We will fill in the spaces of the full Gibney story as we move along. These include such items as his 1991 rape of a 17-year-old swimmer in a Florida hotel room, during a training trip, and the actions and inactions of his first employer in the Denver area in the late nineties. We’ll also get into the possible roles in protecting Gibney’s now-secret identity by both the Knights of Columbus (the world’s largest Catholic fraternal organization) and Opus Dei (the Catholic sect featured in Dan Brown’s bestselling thriller The Da Vinci Code). But for this opening installment, we focus on two things:
* exactly where Gibney now resides, just north of Orlando. We are forwarding the address and details to news media outlets in the region, in the hope that they have the resources and will to follow up.

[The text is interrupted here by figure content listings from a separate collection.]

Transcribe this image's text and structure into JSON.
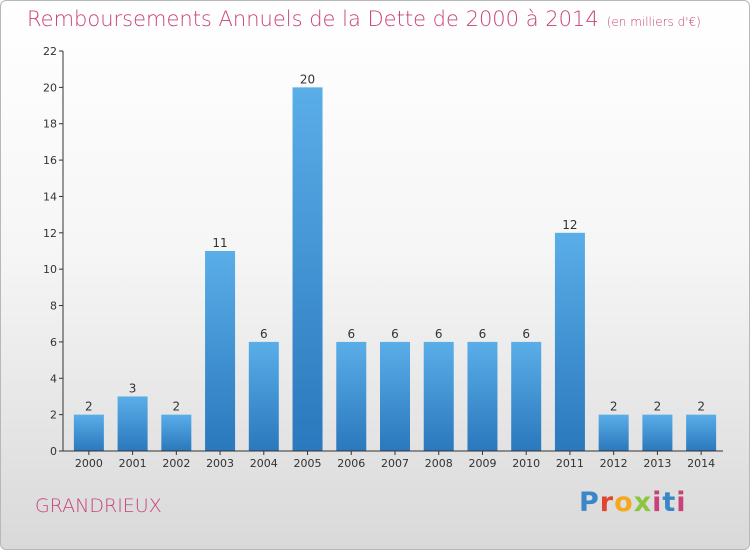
{
  "title": "Remboursements Annuels de la Dette de 2000 à 2014",
  "subtitle": "(en milliers d'€)",
  "commune": "GRANDRIEUX",
  "logo": {
    "text": "Proxiti",
    "colors": [
      "#3a86c8",
      "#e0452e",
      "#f4a81d",
      "#8cc63f",
      "#c8427a",
      "#3a86c8"
    ]
  },
  "colors": {
    "title": "#c8427a",
    "bar_top": "#5aaee8",
    "bar_bottom": "#2a78bd",
    "axis": "#333333"
  },
  "chart_data": {
    "type": "bar",
    "categories": [
      "2000",
      "2001",
      "2002",
      "2003",
      "2004",
      "2005",
      "2006",
      "2007",
      "2008",
      "2009",
      "2010",
      "2011",
      "2012",
      "2013",
      "2014"
    ],
    "values": [
      2,
      3,
      2,
      11,
      6,
      20,
      6,
      6,
      6,
      6,
      6,
      12,
      2,
      2,
      2
    ],
    "title": "Remboursements Annuels de la Dette de 2000 à 2014",
    "subtitle": "(en milliers d'€)",
    "xlabel": "",
    "ylabel": "",
    "ylim": [
      0,
      22
    ],
    "yticks": [
      0,
      2,
      4,
      6,
      8,
      10,
      12,
      14,
      16,
      18,
      20,
      22
    ],
    "grid": false,
    "legend": "none"
  }
}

* the question of who assisted Gibney in acquiring U.S. immigration papers: first his temporary residence visa, then his permanent residence green card. A prime suspect is the American Swimming Coaches Association, the leading industry trade group.
Concussion Inc. is submitting a Freedom of Information Act request for Gibney’s file at the Department of Homeland Security’s Citizenship and Immigration Services.

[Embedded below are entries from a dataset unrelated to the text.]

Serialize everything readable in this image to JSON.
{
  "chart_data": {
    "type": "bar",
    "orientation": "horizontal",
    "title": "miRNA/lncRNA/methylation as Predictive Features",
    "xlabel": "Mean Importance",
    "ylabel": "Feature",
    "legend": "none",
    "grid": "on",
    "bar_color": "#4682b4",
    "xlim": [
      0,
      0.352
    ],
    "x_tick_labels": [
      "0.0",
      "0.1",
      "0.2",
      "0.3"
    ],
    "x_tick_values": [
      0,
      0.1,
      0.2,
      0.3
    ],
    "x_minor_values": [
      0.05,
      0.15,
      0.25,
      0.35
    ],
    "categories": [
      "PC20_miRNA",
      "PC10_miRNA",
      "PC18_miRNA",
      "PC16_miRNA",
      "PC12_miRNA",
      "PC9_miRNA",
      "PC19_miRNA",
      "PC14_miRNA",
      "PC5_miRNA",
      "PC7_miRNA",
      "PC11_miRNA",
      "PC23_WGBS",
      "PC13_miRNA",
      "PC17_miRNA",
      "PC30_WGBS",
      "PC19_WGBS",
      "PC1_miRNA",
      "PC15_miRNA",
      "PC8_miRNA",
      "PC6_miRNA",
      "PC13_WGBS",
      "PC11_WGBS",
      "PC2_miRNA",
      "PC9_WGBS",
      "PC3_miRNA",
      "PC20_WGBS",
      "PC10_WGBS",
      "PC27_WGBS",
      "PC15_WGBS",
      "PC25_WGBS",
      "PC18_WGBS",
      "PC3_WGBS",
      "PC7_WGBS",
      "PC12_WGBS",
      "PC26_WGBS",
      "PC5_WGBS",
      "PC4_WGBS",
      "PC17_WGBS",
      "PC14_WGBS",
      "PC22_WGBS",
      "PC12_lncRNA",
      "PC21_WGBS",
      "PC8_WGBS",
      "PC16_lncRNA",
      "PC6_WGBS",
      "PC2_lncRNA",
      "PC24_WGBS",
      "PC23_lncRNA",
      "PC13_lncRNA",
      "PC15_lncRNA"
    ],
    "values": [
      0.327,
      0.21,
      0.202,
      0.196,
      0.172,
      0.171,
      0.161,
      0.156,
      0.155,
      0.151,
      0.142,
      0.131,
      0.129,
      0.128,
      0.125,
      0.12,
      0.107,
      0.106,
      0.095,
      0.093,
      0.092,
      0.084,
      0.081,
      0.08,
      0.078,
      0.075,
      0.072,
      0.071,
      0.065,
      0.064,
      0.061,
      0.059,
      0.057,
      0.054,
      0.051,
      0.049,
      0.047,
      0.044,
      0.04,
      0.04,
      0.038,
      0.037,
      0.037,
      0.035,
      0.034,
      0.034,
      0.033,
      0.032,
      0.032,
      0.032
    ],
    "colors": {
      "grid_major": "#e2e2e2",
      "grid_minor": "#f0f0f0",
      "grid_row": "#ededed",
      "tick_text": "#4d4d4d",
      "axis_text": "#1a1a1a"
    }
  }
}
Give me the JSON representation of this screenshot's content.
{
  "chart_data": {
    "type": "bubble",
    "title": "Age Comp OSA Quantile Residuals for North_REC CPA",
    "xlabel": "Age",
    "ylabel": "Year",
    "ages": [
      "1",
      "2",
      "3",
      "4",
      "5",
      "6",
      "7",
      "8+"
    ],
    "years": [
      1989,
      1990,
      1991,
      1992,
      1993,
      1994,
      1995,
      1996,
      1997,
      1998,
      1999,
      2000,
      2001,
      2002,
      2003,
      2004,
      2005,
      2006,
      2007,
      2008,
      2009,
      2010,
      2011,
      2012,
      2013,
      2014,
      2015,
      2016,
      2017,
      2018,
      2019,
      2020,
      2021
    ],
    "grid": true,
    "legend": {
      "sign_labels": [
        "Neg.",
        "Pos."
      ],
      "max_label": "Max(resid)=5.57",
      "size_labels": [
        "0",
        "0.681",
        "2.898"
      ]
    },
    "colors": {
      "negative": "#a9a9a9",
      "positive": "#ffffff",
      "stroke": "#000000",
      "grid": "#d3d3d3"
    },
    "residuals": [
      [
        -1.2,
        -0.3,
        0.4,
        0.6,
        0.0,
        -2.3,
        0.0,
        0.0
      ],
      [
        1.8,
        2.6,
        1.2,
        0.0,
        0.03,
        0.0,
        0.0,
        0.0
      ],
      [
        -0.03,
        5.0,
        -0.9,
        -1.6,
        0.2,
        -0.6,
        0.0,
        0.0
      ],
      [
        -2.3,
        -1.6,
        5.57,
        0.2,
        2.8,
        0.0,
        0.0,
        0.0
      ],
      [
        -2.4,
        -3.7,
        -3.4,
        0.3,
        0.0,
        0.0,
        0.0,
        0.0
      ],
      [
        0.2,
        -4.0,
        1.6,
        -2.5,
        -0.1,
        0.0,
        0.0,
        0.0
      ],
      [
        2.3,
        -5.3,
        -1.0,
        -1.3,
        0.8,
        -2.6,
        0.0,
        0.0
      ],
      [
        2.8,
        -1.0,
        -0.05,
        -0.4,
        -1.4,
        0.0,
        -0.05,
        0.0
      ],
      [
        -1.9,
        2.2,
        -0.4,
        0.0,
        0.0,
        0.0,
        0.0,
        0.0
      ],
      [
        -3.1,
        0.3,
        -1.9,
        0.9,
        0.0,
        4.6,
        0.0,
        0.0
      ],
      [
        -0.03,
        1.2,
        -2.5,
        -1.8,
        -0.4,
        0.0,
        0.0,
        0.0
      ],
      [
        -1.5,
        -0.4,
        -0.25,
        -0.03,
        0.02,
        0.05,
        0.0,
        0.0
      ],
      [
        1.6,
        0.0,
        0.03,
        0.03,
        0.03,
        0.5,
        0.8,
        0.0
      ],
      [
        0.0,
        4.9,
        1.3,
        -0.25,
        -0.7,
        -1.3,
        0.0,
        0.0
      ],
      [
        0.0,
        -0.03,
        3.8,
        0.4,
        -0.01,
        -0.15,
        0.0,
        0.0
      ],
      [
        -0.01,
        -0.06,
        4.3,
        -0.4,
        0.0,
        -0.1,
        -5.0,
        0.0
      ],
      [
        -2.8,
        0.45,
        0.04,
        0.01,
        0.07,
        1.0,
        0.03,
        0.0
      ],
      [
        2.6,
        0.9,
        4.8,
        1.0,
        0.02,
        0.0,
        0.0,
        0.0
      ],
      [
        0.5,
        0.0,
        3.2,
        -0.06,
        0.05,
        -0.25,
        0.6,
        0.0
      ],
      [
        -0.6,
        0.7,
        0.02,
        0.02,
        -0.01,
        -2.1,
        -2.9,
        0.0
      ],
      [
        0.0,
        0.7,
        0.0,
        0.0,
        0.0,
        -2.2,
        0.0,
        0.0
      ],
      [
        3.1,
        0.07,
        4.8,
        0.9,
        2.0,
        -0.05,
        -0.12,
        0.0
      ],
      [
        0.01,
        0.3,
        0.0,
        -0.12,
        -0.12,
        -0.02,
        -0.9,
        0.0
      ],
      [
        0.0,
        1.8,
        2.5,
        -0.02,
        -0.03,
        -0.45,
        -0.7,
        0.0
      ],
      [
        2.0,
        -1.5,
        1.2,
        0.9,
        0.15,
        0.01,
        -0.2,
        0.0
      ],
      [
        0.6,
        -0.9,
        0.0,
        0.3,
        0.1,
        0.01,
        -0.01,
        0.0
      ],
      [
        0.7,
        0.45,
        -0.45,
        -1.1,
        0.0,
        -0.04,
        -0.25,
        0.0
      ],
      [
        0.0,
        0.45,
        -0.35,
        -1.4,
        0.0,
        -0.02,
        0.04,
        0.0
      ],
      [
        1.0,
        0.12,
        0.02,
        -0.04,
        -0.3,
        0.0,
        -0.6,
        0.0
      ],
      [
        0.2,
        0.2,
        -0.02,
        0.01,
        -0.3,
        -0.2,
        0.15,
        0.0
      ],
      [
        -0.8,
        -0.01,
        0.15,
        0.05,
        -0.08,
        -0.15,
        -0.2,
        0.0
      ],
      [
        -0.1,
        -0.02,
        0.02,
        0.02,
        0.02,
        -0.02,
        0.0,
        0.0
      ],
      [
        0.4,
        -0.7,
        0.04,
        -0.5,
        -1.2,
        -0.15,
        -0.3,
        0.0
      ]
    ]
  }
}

John Leonard, long-time executive director of the American Swimming Coaches Association, is the most obstinate voice against toughened safety standards to protect youth athletes. In 2012 he told us, without prompting, “We do not not have an organization that deals directly with children, nor is that part of our purpose in any way, shape or form, according to our formative documents from 1958 and thereafter.”

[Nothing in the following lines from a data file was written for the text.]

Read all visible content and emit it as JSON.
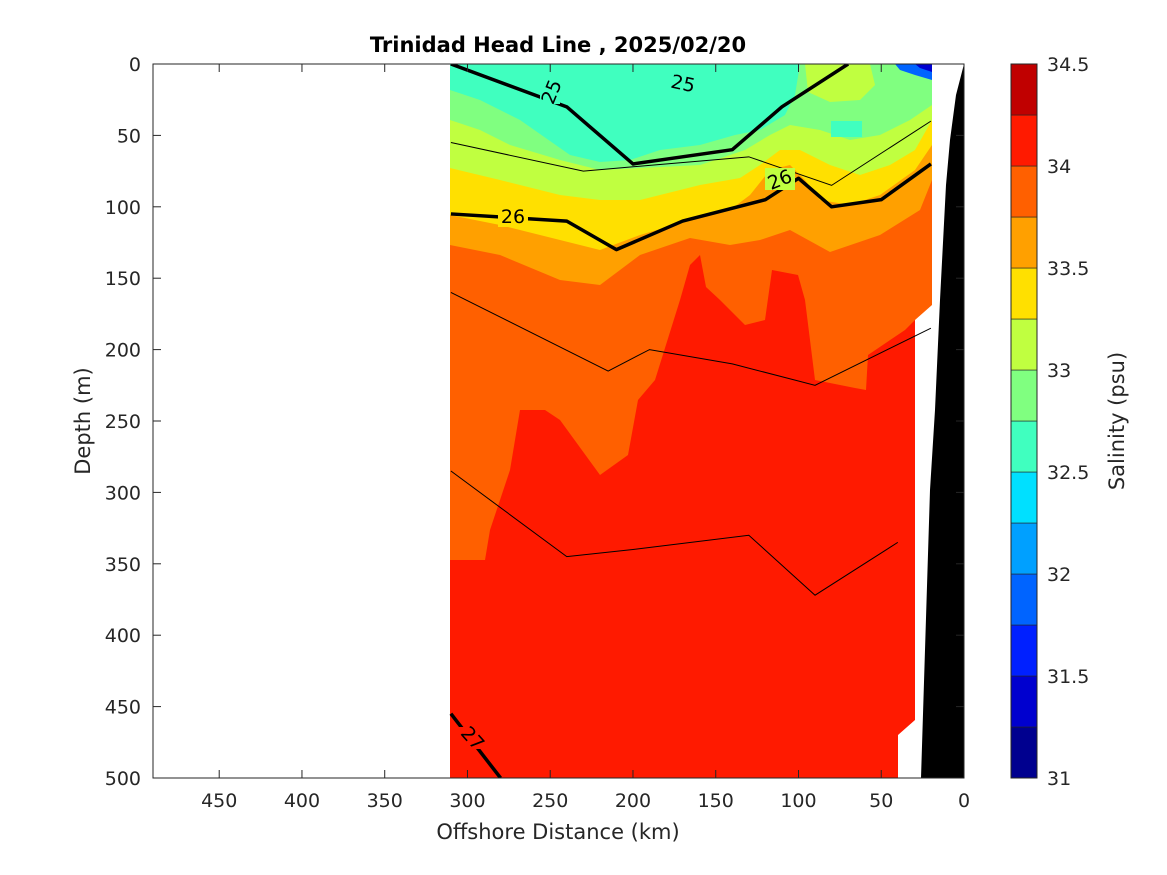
{
  "chart_data": {
    "type": "heatmap",
    "subtype": "filled-contour-section",
    "title": "Trinidad Head Line , 2025/02/20",
    "xlabel": "Offshore Distance (km)",
    "ylabel": "Depth (m)",
    "xlim": [
      490,
      0
    ],
    "x_reversed": true,
    "ylim": [
      0,
      500
    ],
    "y_reversed": true,
    "x_ticks": [
      "450",
      "400",
      "350",
      "300",
      "250",
      "200",
      "150",
      "100",
      "50",
      "0"
    ],
    "y_ticks": [
      "0",
      "50",
      "100",
      "150",
      "200",
      "250",
      "300",
      "350",
      "400",
      "450",
      "500"
    ],
    "colorbar": {
      "label": "Salinity (psu)",
      "min": 31,
      "max": 34.5,
      "step": 0.25,
      "tick_labels": [
        "34.5",
        "34",
        "33.5",
        "33",
        "32.5",
        "32",
        "31.5",
        "31"
      ],
      "colors": [
        "#00008f",
        "#0000cf",
        "#0020ff",
        "#0064ff",
        "#00a0ff",
        "#00e0ff",
        "#40ffbf",
        "#80ff80",
        "#c0ff40",
        "#ffe000",
        "#ffa000",
        "#ff6000",
        "#ff1a00",
        "#c00000"
      ]
    },
    "data_extent_km": [
      310,
      20
    ],
    "bottom_color": "#000000",
    "salinity_layers": [
      {
        "salinity": 32.75,
        "region": "upper core 200-140 km, 0-70 m"
      },
      {
        "salinity": 33.0,
        "region": "shallow layer 0-110 m"
      },
      {
        "salinity": 33.25,
        "region": "thin layer ~60-120 m"
      },
      {
        "salinity": 33.5,
        "region": "thin layer ~80-130 m"
      },
      {
        "salinity": 33.75,
        "region": "~100-160 m"
      },
      {
        "salinity": 34.0,
        "region": "~150-300 m"
      },
      {
        "salinity": 34.25,
        "region": "deep water below ~250 m"
      }
    ],
    "density_contours": [
      {
        "sigma": 25,
        "label": "25",
        "depth_profile": [
          [
            310,
            0
          ],
          [
            240,
            30
          ],
          [
            200,
            70
          ],
          [
            140,
            60
          ],
          [
            110,
            30
          ],
          [
            70,
            0
          ]
        ]
      },
      {
        "sigma": 26,
        "label": "26",
        "depth_profile": [
          [
            310,
            105
          ],
          [
            240,
            110
          ],
          [
            210,
            130
          ],
          [
            170,
            110
          ],
          [
            120,
            95
          ],
          [
            100,
            80
          ],
          [
            80,
            100
          ],
          [
            50,
            95
          ],
          [
            20,
            70
          ]
        ]
      },
      {
        "sigma": 27,
        "label": "27",
        "depth_profile": [
          [
            310,
            455
          ],
          [
            280,
            500
          ]
        ]
      }
    ],
    "thin_isopycnals_depth_m": [
      [
        [
          310,
          55
        ],
        [
          230,
          75
        ],
        [
          130,
          65
        ],
        [
          80,
          85
        ],
        [
          20,
          40
        ]
      ],
      [
        [
          310,
          160
        ],
        [
          215,
          215
        ],
        [
          190,
          200
        ],
        [
          140,
          210
        ],
        [
          90,
          225
        ],
        [
          20,
          185
        ]
      ],
      [
        [
          310,
          285
        ],
        [
          240,
          345
        ],
        [
          200,
          340
        ],
        [
          130,
          330
        ],
        [
          90,
          372
        ],
        [
          40,
          335
        ]
      ]
    ]
  }
}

ASCA seems to specialize in providing continued swimming industry employment to coaches who were banned or “flagged” by USA Swimming. Ad’m Dusenbury, for example, got an ASCA fellowship. Mitch Ivey got decades of consultancies writing instructional literature. Dustin Perry — recently banned for a multi-regional, multi-national reign of terror exposed by Concussion Inc. — served an earlier suspension by filling a coaching job in Mexico advertised by ASCA and supervised by ASCA Hall of Famer Jack Simon.
Perhaps most pertinently, exotic immigration troubleshooting services are a pillar of ASCA’s business model. See https://concussioninc.net/?p=9005.
Further circumstantial evidence of ASCA’s involvement can be found in the career arc of another Irish coach, Peter Banks (who, so far as we know, is not implicated in abuse allegations). Banks succeeded Gibney as Irish team head coach before also emigrating to the U.S. in the late 1990s. Operating out of Florida, Banks developed swimmer Brooke Bennett, who won gold medals in the 800-meter freestyle in Atlanta and in both the 400- and 800-meter freestyles at the 2000 Sydney Olympics. According to our American swimming sources, Banks became a U.S. citizen — a prerequisite for his joining the U.S. Olympic staff in Sydney.
But Banks thereafter left the active coaching ranks to work under Leonard at ASCA. He then moved back to his native country, where he is performance director for Swim Ireland, the national body. And ASCA now has a large presence in Ireland, for clinics and marketing.
Leonard and ASCA do not respond to these reporters’ inquiries. Perhaps journalists in Florida would have more luck. ASCA is headquartered in Fort Lauderdale — the same city where the late Jack Nelson, a legendary coach, almost certainly abused Diana Nyad in her early teens; where human trafficker and unindicted Peeping Tom and physical assailant Alex Pussieldi plied his wares for a decade and a half; and where the International Swimming Hall of Fame belatedly turned aside the induction of USA Swimming chief executive Chuck Wielgus, in the face of a petition campaign by dozens of abuse victims and their thousands of supporters.